Wednesday, March 25, 2015

Our Victory in the Balance

Many claim that it was impossible for Christ to be overcome by temptation.  Then He could not have been placed in Adam's position; He could not have gained the victory that Adam failed to gain.  If we have in any sense a more trying conflict than had Christ, then He would not be able to succor us.  But our Savior took humanity, with all it liabilities. He took the nature of man, with the possibility of yielding to temptation.  We have nothing to bear which He has not endured.

With Christ, as with the holy pair in Eden, appetite was the ground of the first great temptation.  Just where the ruin began, the work of our redemption must begin.  As by the indulgence of appetite Adam fell, so by denial of appetite Christ must overcome.  "And when He had fasted forty days and forty nights, He was afterward an hungered. And when the tempter came to Him, he said, If Thou be the Son of God, command that these stoned be made bread.  But He answered and said, It is written, Man shall not live by bread alone, but by every word that proceedeth out of the mouth of God."
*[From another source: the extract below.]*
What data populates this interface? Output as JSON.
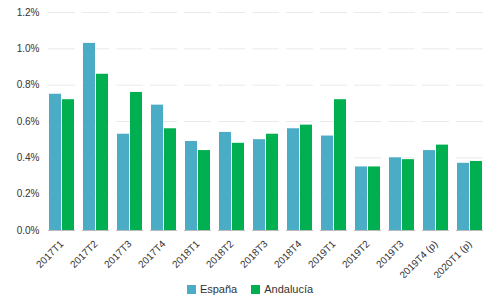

From the time of Adam to the time of Christ self-indulgence had increased the power of the appetites and passions, until they had almost unlimited control.  Thus men had become debased and diseased, and of themselves it was impossible for them to overcome.  In man's behalf, Christ conquered by enduring the severest test.  For our sake He exercised a self-control stronger than hunger or death.  And in this first victory were involved other issues that enter into all our conflicts with the powers of darkness.

When Jesus entered the wilderness, He was shut in by the Father's glory.  Absorbed in communion with God, He was lifted above human weakness.  But the glory departed, and He was left to battle with temptation.  It was pressing upon Him every moment.  His human nature shrank from the conflict that awaited Him.  For forty days He fasted and prayed.  Weak and emaciated from hunger, worn and haggard with mental agony, "His visage was marred more than any man, and His form more than the sons of men."  Isaiah 52; 14.  Now was Satan's opportunity.  Now he supposed that he could overcome Christ.

There came to the Savior, as if in answer to His prayers, one in the guise of an angel from heaven.  He claimed to have a commission from God to declare that Christ's fast was at an end.  As God had sent and angel to stay the hand of Abraham from offering Isaac, so, satisfied with Christ's willingness to enter the bloodstained path, the Father had sent an angel to deliver Him; this was the message brought to Jesus. The Savior was faint from hunger He was craving for food, when Satan came suddenly upon Him.  Pointing to the stones which strewed the desert, and which had the appearance of loaves the tempter said, 'If Thou be the Son of God, command that these stones be made bread'.

Though he appears as an angel of light, these first words betray his character.  "If Thou be the Son of God."  Here is the insinuation of distrust.  Should Jesus do what Satan suggests, it would be an acceptance of the doubt. Satan plans to overthrow Christ by the same method that was so successful with the human race in the beginning.  How artfully had Satan approached Eve in Eden!  "Yea, hath God said, ye shall not eat of every tree of the garden?" Genesis 3:1. Thus far the tempter's words were truth; but in his manner of speaking them there was a doubt of the divine truthfulness.  Satan sought to instill into the mind of Eve the thought that God would not do as He had said; that the withholding of such beautiful fruit was a contradiction of His love and compassion for man.  So now the tempter seeks to inspire Christ with his own sentiments.   "If Thou be the Son of God."  The words rankle with bitterness in his mind.  In the tones of his voice is an expression of utter incredulity.  Would God treat His own Son thus?  Would He leave Him in the desert with wild beast, without food, without companions, without comfort?  He insinuates that God never meant His Son to be in such a state as this.  "If Thou be the Son of God," show Thy power in relieving Thyself of this pressing hunger.  Command that this stone be made bread.

(This was just the first temptation.  Can you see what Christ went through in the wilderness just to give us the power to overcome appetite?  We can do it, but not in our own strength.  We have no power of ourselves to meet Satan on his grounds.  We must have Christ's power within us to be able to resist Satan's temptations, and believe me, he has one or more for every one of us on the grounds of appetite.  I have been through so much over this very sin.  Of ourselves we cannot overcome this hideous sin that Satan has blinded us with.  We must be filled with the fullness of God to be able to meet Satan with "It is Written".  Two good verses for this is Philippians 1:6 and 1 Thessalonians 5:23,24.  Also Jude 24.  There are so many promises to give us the power over Satan, we just need to put them to memory in our hearts so we have them as Christ did.  Grandma Joan)  Taken from the Desire of Ages, chapter 12.